2) No, write() writes the number bytes you have specified via sizeof(_data) starting at address &_data
3) You would pass sizeof(int)*arrLength if _data is a pointer to an array, but since it is an array sizeof() returns the correct size.
4) don't know. ;)
read this : http://www.cplusplus.com/reference/iostream/ostream/write/
should be.
if you call "fstream.write(a,b)" then it writes b bytes starting from location a into the file (i.e. what the address is pointing at);
it should be the size in bytes or chars .
not much, similar to casting stuff to byte[] in more civilized languages.
By the way, it will only work on simple arrays with simple values inside them...
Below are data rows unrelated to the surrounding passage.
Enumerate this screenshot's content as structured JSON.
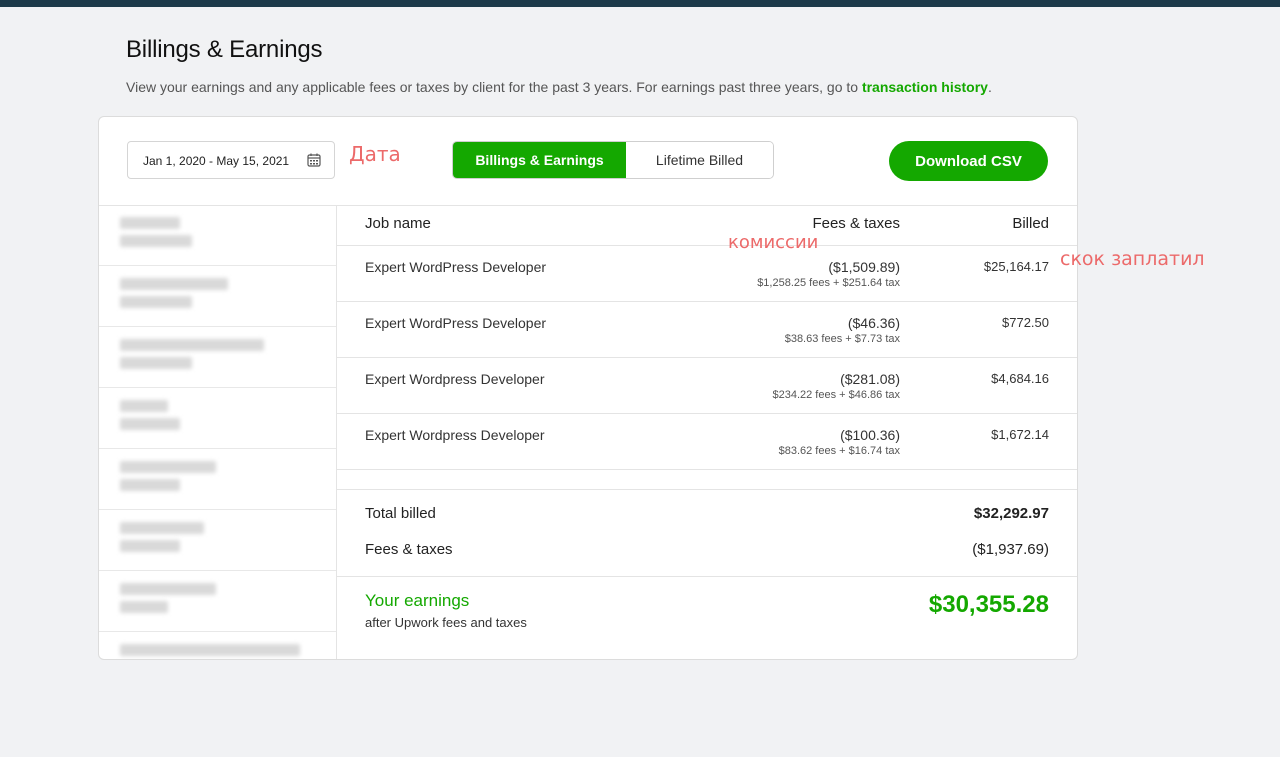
{
  "header": {
    "title": "Billings & Earnings",
    "subtitle": "View your earnings and any applicable fees or taxes by client for the past 3 years. For earnings past three years, go to",
    "link_text": "transaction history",
    "period": "."
  },
  "toolbar": {
    "date_range": "Jan 1, 2020 - May 15, 2021",
    "tabs": [
      {
        "label": "Billings & Earnings",
        "active": true
      },
      {
        "label": "Lifetime Billed",
        "active": false
      }
    ],
    "download_label": "Download CSV"
  },
  "annotations": {
    "date": "Дата",
    "commissions": "комиссии",
    "paid": "скок заплатил"
  },
  "table": {
    "columns": [
      "Job name",
      "Fees & taxes",
      "Billed"
    ],
    "rows": [
      {
        "job": "Expert WordPress Developer",
        "fees": "($1,509.89)",
        "fees_detail": "$1,258.25 fees + $251.64 tax",
        "billed": "$25,164.17"
      },
      {
        "job": "Expert WordPress Developer",
        "fees": "($46.36)",
        "fees_detail": "$38.63 fees + $7.73 tax",
        "billed": "$772.50"
      },
      {
        "job": "Expert Wordpress Developer",
        "fees": "($281.08)",
        "fees_detail": "$234.22 fees + $46.86 tax",
        "billed": "$4,684.16"
      },
      {
        "job": "Expert Wordpress Developer",
        "fees": "($100.36)",
        "fees_detail": "$83.62 fees + $16.74 tax",
        "billed": "$1,672.14"
      }
    ]
  },
  "totals": {
    "total_billed_label": "Total billed",
    "total_billed_value": "$32,292.97",
    "fees_label": "Fees & taxes",
    "fees_value": "($1,937.69)"
  },
  "earnings": {
    "label": "Your earnings",
    "sub": "after Upwork fees and taxes",
    "value": "$30,355.28"
  },
  "colors": {
    "accent": "#14a800",
    "annotation": "#ec6a6a",
    "topbar": "#1d3a4a"
  }
}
i suggest you look into the >> << operators .
is &_data the address to the first element of the array?
Yes, it is. This is the usual way to pass a "reference" to an array in C and C++. If you passed the array itself as a parameter, the whole array contents would be copied, which is usually wasteful and unnecessary. Correction: You can pass either &_data, or just _data. Either way, the array does not need to be copied to the stack.
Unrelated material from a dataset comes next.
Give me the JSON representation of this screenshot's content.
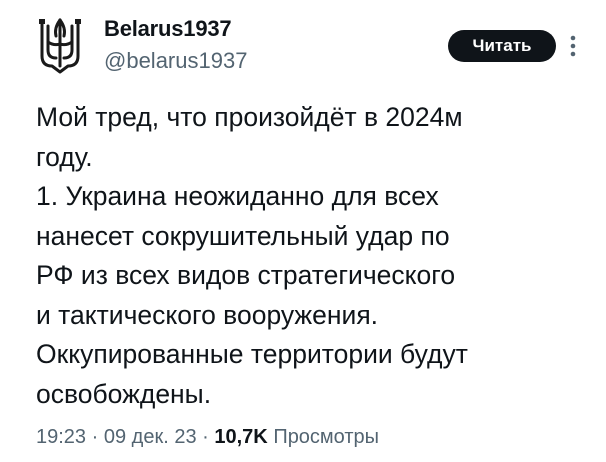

whatever address it is, does that mean that we only save the address of the array? then how come I still can access the array after I delete him from the memory?
No, the method uses the address it gets to read the array contents; just saving the memory address would be pointless, as you point out.
Shouldn't I pass sizeof(_data)*arrLength? I mean...
what is the logic of passing the size
of int (in this case) and not the size
of the entire array?
No, sizeof(_data) is the size of the array, not of one member. No need to multiply by length.
What does casting into char* means when dealing with addresses?
Casting to char* means that the array is accessed as a list of bytes; that's necessary for accessing and writing the raw values.